The most surprising moment in Slijepčević’s film is when the camera turns in that crowded car, and we realize that the title does not refer to the man we have been focused on but another member in the same car. The bait and switch jolts our senses as everything that we thought we knew about who was the hero and who is the bystander is brought into question.
“That was carefully planned,” Slijepčević says. “This is a bit technical, but you might notice that the camera is static most of the time, but there are a few special shots that we designed. The first shot of the film opens up on like a long dolly that brings us right into the situation. We start on a sleeping man and then, roughly two minutes later, the army is already entering the train.

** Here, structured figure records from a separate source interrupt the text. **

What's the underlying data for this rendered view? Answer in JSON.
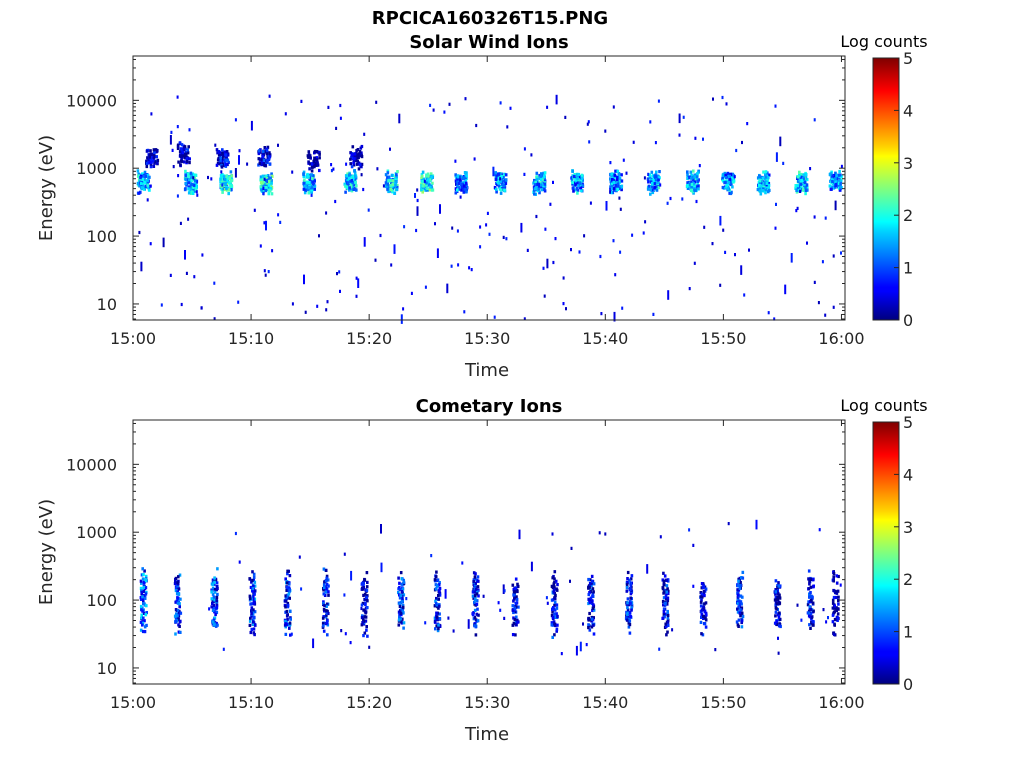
{
  "figure_title": "RPCICA160326T15.PNG",
  "chart_data": [
    {
      "type": "heatmap",
      "title": "Solar Wind Ions",
      "xlabel": "Time",
      "ylabel": "Energy (eV)",
      "x_ticks": [
        "15:00",
        "15:10",
        "15:20",
        "15:30",
        "15:40",
        "15:50",
        "16:00"
      ],
      "y_ticks": [
        "10",
        "100",
        "1000",
        "10000"
      ],
      "y_scale": "log",
      "ylim": [
        5.8,
        45000
      ],
      "xlim_minutes": [
        0,
        60.3
      ],
      "colorbar_label": "Log counts",
      "colorbar_ticks": [
        "0",
        "1",
        "2",
        "3",
        "4",
        "5"
      ],
      "clim": [
        0,
        5
      ],
      "colormap": "jet",
      "description": "Periodic sweeps (~3 min) of ion counts concentrated near 600-700 eV, peak log counts ~2.5",
      "bursts": [
        {
          "t": 0.8,
          "e": 660,
          "level": 2.2
        },
        {
          "t": 1.5,
          "e": 1500,
          "level": 1.0
        },
        {
          "t": 4.8,
          "e": 660,
          "level": 2.3
        },
        {
          "t": 4.2,
          "e": 1700,
          "level": 1.0
        },
        {
          "t": 7.8,
          "e": 650,
          "level": 2.6
        },
        {
          "t": 7.5,
          "e": 1500,
          "level": 1.2
        },
        {
          "t": 11.2,
          "e": 640,
          "level": 2.6
        },
        {
          "t": 11.0,
          "e": 1500,
          "level": 1.1
        },
        {
          "t": 14.8,
          "e": 660,
          "level": 2.3
        },
        {
          "t": 15.2,
          "e": 1400,
          "level": 0.8
        },
        {
          "t": 18.3,
          "e": 660,
          "level": 2.4
        },
        {
          "t": 18.8,
          "e": 1500,
          "level": 1.0
        },
        {
          "t": 21.8,
          "e": 650,
          "level": 2.5
        },
        {
          "t": 24.8,
          "e": 650,
          "level": 2.7
        },
        {
          "t": 27.7,
          "e": 620,
          "level": 2.0
        },
        {
          "t": 31.0,
          "e": 660,
          "level": 2.2
        },
        {
          "t": 34.3,
          "e": 640,
          "level": 2.3
        },
        {
          "t": 37.5,
          "e": 660,
          "level": 2.1
        },
        {
          "t": 40.8,
          "e": 660,
          "level": 2.1
        },
        {
          "t": 44.0,
          "e": 640,
          "level": 2.2
        },
        {
          "t": 47.3,
          "e": 650,
          "level": 2.3
        },
        {
          "t": 50.3,
          "e": 650,
          "level": 2.1
        },
        {
          "t": 53.3,
          "e": 640,
          "level": 2.2
        },
        {
          "t": 56.5,
          "e": 650,
          "level": 2.3
        },
        {
          "t": 59.4,
          "e": 660,
          "level": 2.1
        }
      ]
    },
    {
      "type": "heatmap",
      "title": "Cometary Ions",
      "xlabel": "Time",
      "ylabel": "Energy (eV)",
      "x_ticks": [
        "15:00",
        "15:10",
        "15:20",
        "15:30",
        "15:40",
        "15:50",
        "16:00"
      ],
      "y_ticks": [
        "10",
        "100",
        "1000",
        "10000"
      ],
      "y_scale": "log",
      "ylim": [
        5.8,
        45000
      ],
      "xlim_minutes": [
        0,
        60.3
      ],
      "colorbar_label": "Log counts",
      "colorbar_ticks": [
        "0",
        "1",
        "2",
        "3",
        "4",
        "5"
      ],
      "clim": [
        0,
        5
      ],
      "colormap": "jet",
      "description": "Periodic vertical streaks of cometary ions between ~40 and ~250 eV with a weaker band near 650 eV",
      "bursts": [
        {
          "t": 0.8,
          "e": 100,
          "level": 1.8
        },
        {
          "t": 3.7,
          "e": 95,
          "level": 1.5
        },
        {
          "t": 6.8,
          "e": 100,
          "level": 1.6
        },
        {
          "t": 10.0,
          "e": 100,
          "level": 1.6
        },
        {
          "t": 13.0,
          "e": 95,
          "level": 1.5
        },
        {
          "t": 16.2,
          "e": 100,
          "level": 1.3
        },
        {
          "t": 19.5,
          "e": 95,
          "level": 1.1
        },
        {
          "t": 22.6,
          "e": 100,
          "level": 1.5
        },
        {
          "t": 25.7,
          "e": 95,
          "level": 1.4
        },
        {
          "t": 28.9,
          "e": 100,
          "level": 1.4
        },
        {
          "t": 32.3,
          "e": 100,
          "level": 1.1
        },
        {
          "t": 35.6,
          "e": 90,
          "level": 1.3
        },
        {
          "t": 38.7,
          "e": 95,
          "level": 1.3
        },
        {
          "t": 41.9,
          "e": 100,
          "level": 1.4
        },
        {
          "t": 45.0,
          "e": 95,
          "level": 1.3
        },
        {
          "t": 48.2,
          "e": 100,
          "level": 1.1
        },
        {
          "t": 51.3,
          "e": 100,
          "level": 1.4
        },
        {
          "t": 54.5,
          "e": 95,
          "level": 1.2
        },
        {
          "t": 57.3,
          "e": 100,
          "level": 1.2
        },
        {
          "t": 59.4,
          "e": 100,
          "level": 1.0
        }
      ]
    }
  ]
}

The last shot is taking us out of the situation. With the switching of the perspective, I had asked Dragan Mićanović, who plays Tomo, to become invisible for the first half of the film. Next to him is a great Croatian actor named Dusan Gojic, who has had such an amazing theater career, and I have asked him to play a part with no lines. It helped that we had someone who has such presence to play that part, because, every time Tomo is in the background, Dusan is dominating the frame with this red sweater. His role was to almost cover Tomo in a way–to grab our attention from him.”
More tension is put onto the viewer since the film never leaves the train itself–a purposeful, dicect decision on Slijepčević’s part. Since they film the short on a real train, the filmmaker and his team had to figure out how to utilize the space the best they could, and the result is a setting where you feel completely trapped.
“It was not hard to get this feeling, because it was still a very, very small space,” he says. “The important decision was that we want to film inside the real train, and that we want to have a camera on the inside for the whole film so the camera is not going out of the train physically. We used a bit of a wider lens, because we were inside the compartment. It was important for me not to move the camera, especially in the first show, to have long, continuous shots to give you this feeling of how small the space is. We could barely fit a dolly with the lens, and we had to be very careful what lens to choose so that all of that fits in the corridor of the train. We really found the smallest dolly we could find and it could only move a few meters down the hall. When you choose to be inside the care for the whole, you can’t help that feeling of being boxed in. We had great sound designers and extras who created this sense that the train was very, very full.”
When you begin to research the real-life implications of The Man Who Could Not Remain Silent, you will come face-to-face with not just the historical importance but how we all feel those feelings of complacency. It was Slijepčević’s goal to rouse our emotions with a shocking, long-buried truth.
“It was important to give the feeling rather than give the information,” Slijepčević says. “If we gave too much background at the beginning, we would detach the audience from this feeling of being thrown into the middle of the nightmare.”